Ils n’essaient point de le changer. Il semble qu’à leurs yeux le seul fait d’exister soit une vertu morale. Toutes les faiblesses se sont trouvées, du coup, investies d’une sorte de droit divin. Le monde se démocratise. Autrefois, le roi seul était irresponsable. Aujourd’hui, ce sont tous les hommes, et, de préférence, la canaille. Les admirables conseillers! Avec beaucoup de peine et un soin scrupuleux, ils s’appliquent à démontrer aux faibles à quel point ils sont faibles, et que, de par la nature, il en a été décrété ainsi, de toute éternité. Que reste-t-il aux faibles, qu’à se croiser les bras? Bien heureux, quand ils ne s’admirent point! À force de s’entendre répéter qu’elle est une enfant malade, la femme s’enorgueillit de l’être. On cultive ses lâchetés, on les fait s’épanouir. Qui s’amuserait à conter complaisamment aux enfants qu’il est un âge dans l’adolescence où l’âme qui n’a pas encore trouvé son équilibre, est capable des crimes, du suicide, des pires dépravations physiques et morales, et qui les excuserait, – sur-le-champ, les crimes naîtraient. L’homme même. Il suffit de lui répéter qu’il n’est point libre, pour qu’il ne le soit plus et se livre à la bête. Dites à la femme qu’elle est responsable, maîtresse de son corps et de sa volonté, – et elle le sera. Mais lâches que vous êtes, vous vous gardez bien de le dire: car vous avez intérêt à ce qu’elle ne le sache point!…

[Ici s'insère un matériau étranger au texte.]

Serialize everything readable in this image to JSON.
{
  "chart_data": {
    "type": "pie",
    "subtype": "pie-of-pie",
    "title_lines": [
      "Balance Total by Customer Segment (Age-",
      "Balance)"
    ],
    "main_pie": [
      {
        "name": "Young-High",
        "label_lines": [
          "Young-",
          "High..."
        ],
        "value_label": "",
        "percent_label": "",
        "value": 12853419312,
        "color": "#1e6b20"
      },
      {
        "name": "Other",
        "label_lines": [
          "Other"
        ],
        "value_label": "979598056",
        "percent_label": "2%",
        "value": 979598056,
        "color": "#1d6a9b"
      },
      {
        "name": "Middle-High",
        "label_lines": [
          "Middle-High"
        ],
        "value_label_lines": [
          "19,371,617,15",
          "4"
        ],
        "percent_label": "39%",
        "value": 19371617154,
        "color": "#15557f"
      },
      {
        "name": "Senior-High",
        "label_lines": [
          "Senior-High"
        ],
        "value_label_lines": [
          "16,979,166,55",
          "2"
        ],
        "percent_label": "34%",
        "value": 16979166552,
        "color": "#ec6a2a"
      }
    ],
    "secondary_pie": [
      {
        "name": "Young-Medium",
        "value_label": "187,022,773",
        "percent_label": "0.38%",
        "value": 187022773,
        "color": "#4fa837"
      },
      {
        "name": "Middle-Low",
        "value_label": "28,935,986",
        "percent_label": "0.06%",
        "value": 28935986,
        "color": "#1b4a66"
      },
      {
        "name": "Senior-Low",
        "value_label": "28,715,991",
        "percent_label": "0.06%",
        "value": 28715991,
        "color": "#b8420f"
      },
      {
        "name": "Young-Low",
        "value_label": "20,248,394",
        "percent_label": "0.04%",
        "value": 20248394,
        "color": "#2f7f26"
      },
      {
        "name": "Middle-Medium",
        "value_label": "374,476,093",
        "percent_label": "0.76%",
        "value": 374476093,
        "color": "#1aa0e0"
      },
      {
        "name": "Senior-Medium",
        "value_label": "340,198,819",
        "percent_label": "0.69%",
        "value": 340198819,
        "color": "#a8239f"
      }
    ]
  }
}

Le triste milieu où se trouvait Jacqueline acheva de l’égarer. Depuis qu’elle s’était détachée d’Olivier, elle était rentrée dans ce monde qu’elle méprisait quand elle était jeune fille. Autour d’elle et de ses amies mariées, s’était formée une petite société de jeunes hommes et de jeunes femmes riches, élégants, désœuvrés, intelligents et veules. Il y régnait une liberté absolue de pensée et de propos, que tempérait seulement, en l’assaisonnant, l’esprit. Volontiers ils eussent pris la devise de l’abbaye Rabelaisienne:
Fais ce que Vouldras.
Mais ils se vantaient un peu: car ils ne voulaient pas grand’chose; c’étaient les énervés de Thélème. Ils professaient avec complaisance la liberté des instincts; mais ces instincts chez eux étaient fort effacés; et leur dévergondage restait surtout cérébral. Ils jouissaient de se sentir fondre dans la grande piscine fade et voluptueuse de la civilisation, ce tiède bain de boue, où se liquéfient les énergies humaines, les rudes puissances vitales, l’animalité primitive et ses floraisons de foi, de volonté, de passions et de devoirs. Dans cette pensée gélatineuse, le joli corps de Jacqueline se baignait. Olivier ne pouvait l’en empêcher. Il était, lui aussi, touché par la maladie du temps; il ne se croyait pas le droit d’entraver la liberté de celle qu’il aimait, il ne voulait rien obtenir, si ce n’était par l’amour. Et Jacqueline ne lui en savait aucun gré, puisque sa liberté était pour elle un droit.